Mulheim.
A life without a newspaper is unthinkable for the Benders from Mülheim. The retired couple use the e-paper to keep up to date when they are out and about.

They love their newspaper, that quickly becomes clear with Gabriele and Birger Bender from Saarn. They read the printed copy in the traditional way at the breakfast table in the morning, and their WAZ goes with them – not only – in digital form when they travel. What the Mülheim couple particularly like about the digital edition, the e-paper.

The distribution of roles is clear here – at least when it comes to reading the newspaper: in the morning he grabs the main part of the current issue and hands Birger Bender over the sports pages, the Mülheim local section and the cultural reporting to his wife Gabriele. This sociable sharing of newspapers is part of the morning ritual for the people of Saarland, just like freshly brewed coffee. On vacation, reading at the same time becomes a little more difficult, because then the daily newspaper appears on your tablet – as an e-paper. Since the device cannot be divided into two parts, the Benders usually travel with even more technology: one then reads on the tablet, the other on the laptop, Birger Bender describes the alternative far away from home.

In addition to the digital edition, the Mülheim couple also use the printed newspaper

However, Gabriele cannot imagine switching completely to digital – yet. “I couldn’t live without a printed newspaper, it’s just my medium. I love the effect when you turn the pages,” describes the 66-year-old, even though she admits: “Saving paper is important.” In this case, however, environmental protection by doing without printed matter would mean too much deprivation for her. So the freshly printed copy lands in the Benders’ mailbox every morning – as it has for decades.

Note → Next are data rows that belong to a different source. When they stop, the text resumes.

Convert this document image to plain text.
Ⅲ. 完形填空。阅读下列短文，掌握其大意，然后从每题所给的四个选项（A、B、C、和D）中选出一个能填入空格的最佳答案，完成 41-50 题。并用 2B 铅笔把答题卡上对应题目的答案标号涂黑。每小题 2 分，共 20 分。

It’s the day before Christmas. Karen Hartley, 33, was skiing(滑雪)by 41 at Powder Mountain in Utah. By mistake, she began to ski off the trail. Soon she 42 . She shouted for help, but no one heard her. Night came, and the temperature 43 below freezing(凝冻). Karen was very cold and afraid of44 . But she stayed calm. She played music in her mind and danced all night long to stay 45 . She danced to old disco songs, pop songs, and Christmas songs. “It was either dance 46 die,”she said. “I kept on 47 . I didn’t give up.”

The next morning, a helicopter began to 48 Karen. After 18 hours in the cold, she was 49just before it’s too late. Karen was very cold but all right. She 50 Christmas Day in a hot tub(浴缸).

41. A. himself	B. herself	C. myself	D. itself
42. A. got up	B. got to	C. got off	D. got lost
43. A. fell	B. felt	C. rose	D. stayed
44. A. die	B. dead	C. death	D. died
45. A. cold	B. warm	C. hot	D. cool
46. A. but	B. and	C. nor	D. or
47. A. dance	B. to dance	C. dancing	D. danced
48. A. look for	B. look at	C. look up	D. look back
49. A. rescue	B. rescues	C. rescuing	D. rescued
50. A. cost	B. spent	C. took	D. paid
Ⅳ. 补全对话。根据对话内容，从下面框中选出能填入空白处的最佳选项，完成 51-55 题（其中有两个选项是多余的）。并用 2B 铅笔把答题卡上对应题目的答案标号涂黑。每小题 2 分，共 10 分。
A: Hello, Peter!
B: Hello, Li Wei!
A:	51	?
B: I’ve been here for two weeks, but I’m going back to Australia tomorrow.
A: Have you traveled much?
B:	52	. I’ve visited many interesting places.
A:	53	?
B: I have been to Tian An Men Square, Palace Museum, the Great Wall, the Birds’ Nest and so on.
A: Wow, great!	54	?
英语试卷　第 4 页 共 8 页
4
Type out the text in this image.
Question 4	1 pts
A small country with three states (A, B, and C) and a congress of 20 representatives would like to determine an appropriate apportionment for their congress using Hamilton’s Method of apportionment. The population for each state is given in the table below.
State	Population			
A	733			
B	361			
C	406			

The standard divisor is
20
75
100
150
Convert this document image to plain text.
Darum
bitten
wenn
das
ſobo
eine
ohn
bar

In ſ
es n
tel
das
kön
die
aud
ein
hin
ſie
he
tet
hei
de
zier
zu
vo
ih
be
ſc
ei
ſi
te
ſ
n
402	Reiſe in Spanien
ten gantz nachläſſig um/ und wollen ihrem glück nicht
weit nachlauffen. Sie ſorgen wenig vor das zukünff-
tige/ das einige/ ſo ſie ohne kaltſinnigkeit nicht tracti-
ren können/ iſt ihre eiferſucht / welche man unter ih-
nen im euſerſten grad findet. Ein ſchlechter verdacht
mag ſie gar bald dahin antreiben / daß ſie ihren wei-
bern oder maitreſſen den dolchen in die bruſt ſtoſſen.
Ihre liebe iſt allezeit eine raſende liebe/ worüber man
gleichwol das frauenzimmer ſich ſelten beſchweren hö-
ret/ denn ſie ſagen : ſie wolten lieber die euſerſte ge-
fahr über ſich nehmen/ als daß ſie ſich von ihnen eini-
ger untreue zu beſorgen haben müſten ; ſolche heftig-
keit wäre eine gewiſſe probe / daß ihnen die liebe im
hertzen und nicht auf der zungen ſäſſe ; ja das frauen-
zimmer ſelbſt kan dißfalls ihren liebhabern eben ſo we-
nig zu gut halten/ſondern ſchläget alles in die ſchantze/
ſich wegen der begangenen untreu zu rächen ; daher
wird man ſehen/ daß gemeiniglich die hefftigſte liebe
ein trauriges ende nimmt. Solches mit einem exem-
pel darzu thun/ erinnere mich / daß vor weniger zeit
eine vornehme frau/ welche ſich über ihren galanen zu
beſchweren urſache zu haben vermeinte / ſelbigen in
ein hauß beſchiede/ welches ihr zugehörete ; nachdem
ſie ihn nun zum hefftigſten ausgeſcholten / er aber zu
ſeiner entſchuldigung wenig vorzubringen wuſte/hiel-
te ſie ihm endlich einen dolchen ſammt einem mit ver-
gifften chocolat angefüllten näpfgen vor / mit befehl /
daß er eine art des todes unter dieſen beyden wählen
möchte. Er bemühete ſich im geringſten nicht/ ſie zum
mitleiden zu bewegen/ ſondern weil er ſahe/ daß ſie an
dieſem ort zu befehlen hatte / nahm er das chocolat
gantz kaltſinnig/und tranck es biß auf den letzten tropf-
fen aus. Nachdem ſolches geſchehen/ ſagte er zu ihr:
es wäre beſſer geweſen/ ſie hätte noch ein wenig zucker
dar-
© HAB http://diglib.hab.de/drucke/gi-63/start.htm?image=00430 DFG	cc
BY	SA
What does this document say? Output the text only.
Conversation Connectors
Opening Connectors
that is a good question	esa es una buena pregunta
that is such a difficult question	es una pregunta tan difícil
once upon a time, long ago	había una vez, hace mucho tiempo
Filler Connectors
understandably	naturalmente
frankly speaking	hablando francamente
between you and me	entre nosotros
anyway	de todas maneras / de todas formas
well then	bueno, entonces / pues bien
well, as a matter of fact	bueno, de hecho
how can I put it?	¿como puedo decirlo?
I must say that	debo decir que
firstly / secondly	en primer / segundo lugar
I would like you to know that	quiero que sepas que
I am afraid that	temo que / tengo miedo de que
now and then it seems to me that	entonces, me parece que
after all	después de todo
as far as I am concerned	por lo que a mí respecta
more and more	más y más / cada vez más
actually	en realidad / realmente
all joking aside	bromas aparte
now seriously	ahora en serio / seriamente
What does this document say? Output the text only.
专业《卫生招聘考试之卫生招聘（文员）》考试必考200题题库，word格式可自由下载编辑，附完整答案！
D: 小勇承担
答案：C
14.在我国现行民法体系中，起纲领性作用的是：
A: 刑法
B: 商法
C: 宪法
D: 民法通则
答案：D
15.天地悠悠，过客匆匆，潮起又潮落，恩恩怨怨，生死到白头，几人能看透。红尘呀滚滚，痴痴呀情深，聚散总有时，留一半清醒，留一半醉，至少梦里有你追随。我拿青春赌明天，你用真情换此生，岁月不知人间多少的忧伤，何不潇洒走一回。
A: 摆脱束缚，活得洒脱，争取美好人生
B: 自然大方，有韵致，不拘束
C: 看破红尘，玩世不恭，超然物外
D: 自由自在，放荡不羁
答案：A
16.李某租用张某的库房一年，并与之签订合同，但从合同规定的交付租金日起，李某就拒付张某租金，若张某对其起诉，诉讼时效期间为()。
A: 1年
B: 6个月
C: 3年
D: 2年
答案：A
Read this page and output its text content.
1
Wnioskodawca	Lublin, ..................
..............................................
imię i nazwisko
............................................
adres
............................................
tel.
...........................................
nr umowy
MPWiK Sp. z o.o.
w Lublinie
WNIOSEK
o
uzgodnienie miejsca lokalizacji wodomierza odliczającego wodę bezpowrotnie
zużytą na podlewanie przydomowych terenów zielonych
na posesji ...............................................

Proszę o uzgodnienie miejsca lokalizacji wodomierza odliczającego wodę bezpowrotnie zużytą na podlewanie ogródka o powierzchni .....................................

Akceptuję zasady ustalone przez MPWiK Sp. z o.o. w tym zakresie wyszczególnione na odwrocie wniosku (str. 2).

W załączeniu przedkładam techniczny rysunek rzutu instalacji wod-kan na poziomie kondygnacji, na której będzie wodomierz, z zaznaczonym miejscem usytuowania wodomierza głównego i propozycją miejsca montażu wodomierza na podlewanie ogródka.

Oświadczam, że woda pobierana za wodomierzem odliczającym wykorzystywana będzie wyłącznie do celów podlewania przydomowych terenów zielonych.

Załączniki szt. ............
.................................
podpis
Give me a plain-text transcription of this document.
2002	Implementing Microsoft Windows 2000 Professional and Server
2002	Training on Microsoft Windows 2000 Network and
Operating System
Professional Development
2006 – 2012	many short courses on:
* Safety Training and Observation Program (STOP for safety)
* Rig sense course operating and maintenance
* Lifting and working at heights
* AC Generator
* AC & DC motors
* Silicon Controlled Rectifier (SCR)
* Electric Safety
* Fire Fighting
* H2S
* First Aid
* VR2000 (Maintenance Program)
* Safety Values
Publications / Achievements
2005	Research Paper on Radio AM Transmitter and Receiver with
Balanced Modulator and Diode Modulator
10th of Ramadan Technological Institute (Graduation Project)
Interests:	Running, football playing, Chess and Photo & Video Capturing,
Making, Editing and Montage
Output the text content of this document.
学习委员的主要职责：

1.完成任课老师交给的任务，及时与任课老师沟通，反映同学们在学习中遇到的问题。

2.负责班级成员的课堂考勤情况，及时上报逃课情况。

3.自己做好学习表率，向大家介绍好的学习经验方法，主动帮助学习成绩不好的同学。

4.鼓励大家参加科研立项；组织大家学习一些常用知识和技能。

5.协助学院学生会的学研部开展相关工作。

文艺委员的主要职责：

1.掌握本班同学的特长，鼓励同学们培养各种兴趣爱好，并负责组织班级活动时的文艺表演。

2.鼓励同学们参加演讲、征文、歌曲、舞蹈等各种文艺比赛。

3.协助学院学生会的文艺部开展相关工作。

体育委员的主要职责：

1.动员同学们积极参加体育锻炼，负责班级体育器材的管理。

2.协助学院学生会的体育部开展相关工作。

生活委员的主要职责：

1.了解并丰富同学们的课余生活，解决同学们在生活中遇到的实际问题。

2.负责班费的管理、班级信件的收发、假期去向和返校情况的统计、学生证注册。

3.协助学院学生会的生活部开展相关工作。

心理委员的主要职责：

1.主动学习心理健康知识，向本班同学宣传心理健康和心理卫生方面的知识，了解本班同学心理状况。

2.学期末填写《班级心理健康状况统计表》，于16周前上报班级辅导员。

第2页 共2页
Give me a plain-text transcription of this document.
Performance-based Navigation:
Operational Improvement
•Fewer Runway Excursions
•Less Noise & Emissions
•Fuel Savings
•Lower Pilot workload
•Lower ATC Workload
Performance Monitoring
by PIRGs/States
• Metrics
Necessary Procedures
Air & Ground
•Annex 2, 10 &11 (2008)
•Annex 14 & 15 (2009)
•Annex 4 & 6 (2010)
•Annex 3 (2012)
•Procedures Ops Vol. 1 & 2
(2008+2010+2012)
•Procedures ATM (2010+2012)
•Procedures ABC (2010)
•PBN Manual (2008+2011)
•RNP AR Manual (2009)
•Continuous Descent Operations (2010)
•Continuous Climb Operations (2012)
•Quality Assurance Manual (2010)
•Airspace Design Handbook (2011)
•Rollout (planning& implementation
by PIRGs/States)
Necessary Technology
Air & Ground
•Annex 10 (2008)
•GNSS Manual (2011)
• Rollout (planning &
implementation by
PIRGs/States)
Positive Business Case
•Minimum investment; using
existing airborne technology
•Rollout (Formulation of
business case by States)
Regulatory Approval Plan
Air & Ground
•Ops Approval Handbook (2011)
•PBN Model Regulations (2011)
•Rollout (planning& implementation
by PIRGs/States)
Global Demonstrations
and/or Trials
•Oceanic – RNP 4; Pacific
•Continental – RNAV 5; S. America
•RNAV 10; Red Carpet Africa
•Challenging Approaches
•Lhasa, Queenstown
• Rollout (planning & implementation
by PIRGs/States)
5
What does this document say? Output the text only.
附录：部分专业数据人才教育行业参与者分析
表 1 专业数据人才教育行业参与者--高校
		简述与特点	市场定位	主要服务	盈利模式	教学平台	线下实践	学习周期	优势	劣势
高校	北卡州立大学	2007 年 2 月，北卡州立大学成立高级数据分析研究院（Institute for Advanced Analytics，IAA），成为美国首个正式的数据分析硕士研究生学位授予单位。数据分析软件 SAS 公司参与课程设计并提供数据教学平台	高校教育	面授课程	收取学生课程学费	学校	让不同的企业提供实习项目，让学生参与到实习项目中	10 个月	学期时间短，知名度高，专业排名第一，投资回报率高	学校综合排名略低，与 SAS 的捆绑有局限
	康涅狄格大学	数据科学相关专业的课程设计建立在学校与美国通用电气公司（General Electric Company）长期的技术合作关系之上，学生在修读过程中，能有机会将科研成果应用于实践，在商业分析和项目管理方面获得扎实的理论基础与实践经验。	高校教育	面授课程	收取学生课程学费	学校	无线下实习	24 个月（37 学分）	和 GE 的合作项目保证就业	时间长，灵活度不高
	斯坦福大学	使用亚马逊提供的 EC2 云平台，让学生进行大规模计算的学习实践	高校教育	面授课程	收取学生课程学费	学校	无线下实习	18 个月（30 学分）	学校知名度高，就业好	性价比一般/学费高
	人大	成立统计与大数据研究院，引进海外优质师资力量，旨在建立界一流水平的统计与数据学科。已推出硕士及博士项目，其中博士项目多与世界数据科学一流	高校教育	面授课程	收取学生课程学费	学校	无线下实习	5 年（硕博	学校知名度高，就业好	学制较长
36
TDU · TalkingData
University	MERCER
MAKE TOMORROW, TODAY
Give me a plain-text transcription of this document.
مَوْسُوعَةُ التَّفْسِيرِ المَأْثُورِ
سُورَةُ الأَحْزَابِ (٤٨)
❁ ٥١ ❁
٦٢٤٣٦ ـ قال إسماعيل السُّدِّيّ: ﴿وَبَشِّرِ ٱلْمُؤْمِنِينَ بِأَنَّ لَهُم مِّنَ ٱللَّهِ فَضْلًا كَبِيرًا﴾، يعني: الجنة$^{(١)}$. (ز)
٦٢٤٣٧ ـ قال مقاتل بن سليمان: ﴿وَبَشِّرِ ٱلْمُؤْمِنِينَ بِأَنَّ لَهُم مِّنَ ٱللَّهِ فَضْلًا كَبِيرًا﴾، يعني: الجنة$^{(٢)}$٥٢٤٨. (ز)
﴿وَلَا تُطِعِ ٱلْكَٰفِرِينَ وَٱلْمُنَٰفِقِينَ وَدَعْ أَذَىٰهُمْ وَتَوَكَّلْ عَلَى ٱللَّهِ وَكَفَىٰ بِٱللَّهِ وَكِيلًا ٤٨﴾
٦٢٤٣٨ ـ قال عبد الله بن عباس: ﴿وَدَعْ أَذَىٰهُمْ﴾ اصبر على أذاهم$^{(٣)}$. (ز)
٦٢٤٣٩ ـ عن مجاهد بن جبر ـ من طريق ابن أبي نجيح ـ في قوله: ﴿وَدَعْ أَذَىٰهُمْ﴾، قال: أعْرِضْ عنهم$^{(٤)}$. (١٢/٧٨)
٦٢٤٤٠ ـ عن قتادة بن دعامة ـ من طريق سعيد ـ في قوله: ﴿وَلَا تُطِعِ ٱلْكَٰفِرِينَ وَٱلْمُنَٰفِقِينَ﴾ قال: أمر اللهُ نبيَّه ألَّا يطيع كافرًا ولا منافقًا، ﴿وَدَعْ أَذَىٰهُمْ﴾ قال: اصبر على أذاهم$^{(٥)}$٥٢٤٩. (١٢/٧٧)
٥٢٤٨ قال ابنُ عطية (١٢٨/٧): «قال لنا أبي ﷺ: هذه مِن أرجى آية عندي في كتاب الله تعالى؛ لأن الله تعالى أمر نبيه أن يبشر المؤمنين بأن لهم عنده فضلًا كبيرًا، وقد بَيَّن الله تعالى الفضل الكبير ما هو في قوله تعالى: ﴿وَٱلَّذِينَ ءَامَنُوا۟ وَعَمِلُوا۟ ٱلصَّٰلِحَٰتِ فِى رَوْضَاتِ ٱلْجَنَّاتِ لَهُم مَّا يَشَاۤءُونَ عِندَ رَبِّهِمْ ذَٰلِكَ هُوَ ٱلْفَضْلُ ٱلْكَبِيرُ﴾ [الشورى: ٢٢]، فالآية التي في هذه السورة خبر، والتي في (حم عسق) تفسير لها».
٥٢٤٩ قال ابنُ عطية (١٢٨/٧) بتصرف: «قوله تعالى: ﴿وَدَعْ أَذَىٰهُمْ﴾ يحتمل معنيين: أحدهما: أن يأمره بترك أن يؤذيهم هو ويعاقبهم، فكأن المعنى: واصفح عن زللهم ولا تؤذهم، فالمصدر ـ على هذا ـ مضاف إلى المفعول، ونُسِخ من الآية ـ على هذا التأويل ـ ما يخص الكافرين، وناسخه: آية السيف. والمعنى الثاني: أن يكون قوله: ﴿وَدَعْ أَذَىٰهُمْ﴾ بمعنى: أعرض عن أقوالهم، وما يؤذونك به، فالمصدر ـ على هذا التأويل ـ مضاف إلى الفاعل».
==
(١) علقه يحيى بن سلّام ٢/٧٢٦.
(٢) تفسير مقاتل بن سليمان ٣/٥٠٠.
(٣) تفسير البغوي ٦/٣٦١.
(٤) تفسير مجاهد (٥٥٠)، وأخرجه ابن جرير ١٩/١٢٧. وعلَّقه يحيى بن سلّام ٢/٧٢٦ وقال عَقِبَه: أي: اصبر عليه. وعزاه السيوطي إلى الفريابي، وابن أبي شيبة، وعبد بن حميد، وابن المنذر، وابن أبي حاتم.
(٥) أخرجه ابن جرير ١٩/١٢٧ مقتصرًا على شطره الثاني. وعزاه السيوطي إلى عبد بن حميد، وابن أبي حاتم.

And yes, the Benders also pay attention to the obituaries, after all they contain important news, says Birger Bender: “I find out from the newspaper who died.” He grew up in Saarn, knows a lot of people from his area and wants to know the 65-year-old describes what happened.


A 65-year-old from Mülheim reads the exact image of the printed newspaper on his tablet

The advantages are obvious for him. The e-paper as a digital copy of the printed newspaper is already available the evening before. “I look in there when something spectacular has happened,” says the former mining engineer and finds it “fascinating that the edition is updated” when the newspaper editors have published a revised version of an article behind their screens.

The 65-year-old expertly wipes his finger page by page through the digital edition, which is an exact copy of the printed newspaper.

“We decided to do it at some point when we went on vacation. We were in France for three weeks – that would have been too long for us without news from home,” recalls Gabriele Bender, who worked as an assistant at Tengelmann.

The digital travel companion, which has the headlines – not only – from Mülheim in its luggage, was recently there when Birger Bender was staying with a group of Mülheim residents in the holiday home of the Broich-Saarn parish in Westkapelle in the Netherlands. “When I was on kitchen duty, I was able to ask the others at 7:30 in the morning: Did you get that from Mülheim?” the pensioner says, not without a mischievous grin.

The Mülheim edition is stapled to the start page of the e-paper and is easily accessible

His messages from Mülheim are only a few taps or mouse clicks away: “I stapled the Mülheim issue in the e-paper so that I ended up in the right local section.”

The Benders find it practical that they can also call up all the other local editions of the WAZ, but not as exciting as what is happening on their doorstep – at most Gabriele Bender uses the function for cultural matters and wanders through the e-paper, for example to the Duisburger Culture.

+++ Also read: Needy people in Mülheim: We want to help them with donations +++

Will they one day disappear behind a screen over coffee in their cozy house in Saarn to read the newspaper? “That would be like in the cartoon,” Birger Bender shakes her head. For his wife, too, that would be a future scenario that seems light years away. For Gabriele Bender it is clear what she would miss the most – despite the current news: “The rustling of the newspaper.”